Mülkün sultanları halka "Yort savul!" desinler diye kendilerine kullar edinir, onlara maaş öderler. Zaman zaman da halk arasına karışıp bu nidayı duymak, ödedikleri maaşın karşılığını görmek arzu ederler. Lakin cihanda öyle kullar da vardır ki hal diliyle Cihanın Sultanı adına durmadan "Yort savul!" mesajı yayarlar. Bunun için maddî bir ücret almazlar. Çünkü bunun ücreti Sultan katındaki itibarın yükselmesiyle ödenir. Belki karşılığında Sultan'a yakınlık derecesini artırmak ve terfi umulur. Üstelik onlar, Sultan'a teşekkür için, belki verdiği nimetlerin şükrü için durmadan "Yort savul!" demeye can atarlar.
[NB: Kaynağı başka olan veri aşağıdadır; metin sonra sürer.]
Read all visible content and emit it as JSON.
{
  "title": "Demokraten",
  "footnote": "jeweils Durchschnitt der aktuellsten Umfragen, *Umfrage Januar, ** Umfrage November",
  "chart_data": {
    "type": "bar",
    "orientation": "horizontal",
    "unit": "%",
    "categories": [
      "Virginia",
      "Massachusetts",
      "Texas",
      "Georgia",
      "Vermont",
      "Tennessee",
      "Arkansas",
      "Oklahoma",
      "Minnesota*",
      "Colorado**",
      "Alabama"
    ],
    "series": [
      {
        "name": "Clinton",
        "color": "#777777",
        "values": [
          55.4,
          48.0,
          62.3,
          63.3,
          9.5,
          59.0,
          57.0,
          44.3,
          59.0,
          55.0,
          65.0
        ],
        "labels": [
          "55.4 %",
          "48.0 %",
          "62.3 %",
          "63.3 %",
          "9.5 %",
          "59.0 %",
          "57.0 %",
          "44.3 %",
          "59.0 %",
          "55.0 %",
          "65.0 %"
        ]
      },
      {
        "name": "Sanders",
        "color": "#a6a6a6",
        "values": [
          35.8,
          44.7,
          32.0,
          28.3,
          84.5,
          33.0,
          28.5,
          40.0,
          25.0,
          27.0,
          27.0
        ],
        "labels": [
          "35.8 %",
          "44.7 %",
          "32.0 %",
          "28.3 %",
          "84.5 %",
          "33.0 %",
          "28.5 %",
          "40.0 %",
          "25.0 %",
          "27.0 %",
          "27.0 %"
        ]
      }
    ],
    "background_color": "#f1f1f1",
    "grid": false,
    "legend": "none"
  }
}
Çevrenize bir bakın, ağaçlardan kuşlara, denizlerden dağlara her bir kıpırdanış, her bir hareket, her bir düzen, her bir ses, her bir beden, ta kelebeğin kanadından okyanuslardaki fırtınalara, göklerin dönüşünden damarlardaki kan dolaşımına kadar her şey, her saniyede Cihanın Sultanı için "Yort savul!" nidasıyla çığlıklar koparmakta. Gel gelelim zavallı insanın sağır olan kulakları bunu duymuyor. Duyan, elbette Cihanın Sultanı. Tam da duymak istediği şekilde duyuyor.

O halde Allah'ı idrak içinde olan insanın kulluğudur ki Allah'ın sultanlığına değer katar. Eğer kulaklarımızdaki pası giderebilirsek her saniye bir "Yort savul!" nidasına muhatap olacağımızdan şüphe duymayız. Bu nidayı duyunca da kişiye elbette "kul" olmak düşer. Şeb-i arus ile ruhu şad olası hazret-i pir Mevlânâ, bir rubaisinde der ki: "Ben kul oldum, kul oldum, kul oldum!.. Ben kul, utanarak başımı önüme eğiyorum. Her kul azad edilince, kulluktan kurtulunca sevinir; halbuki ben Sen'in kulun olduğum için seviniyorum!"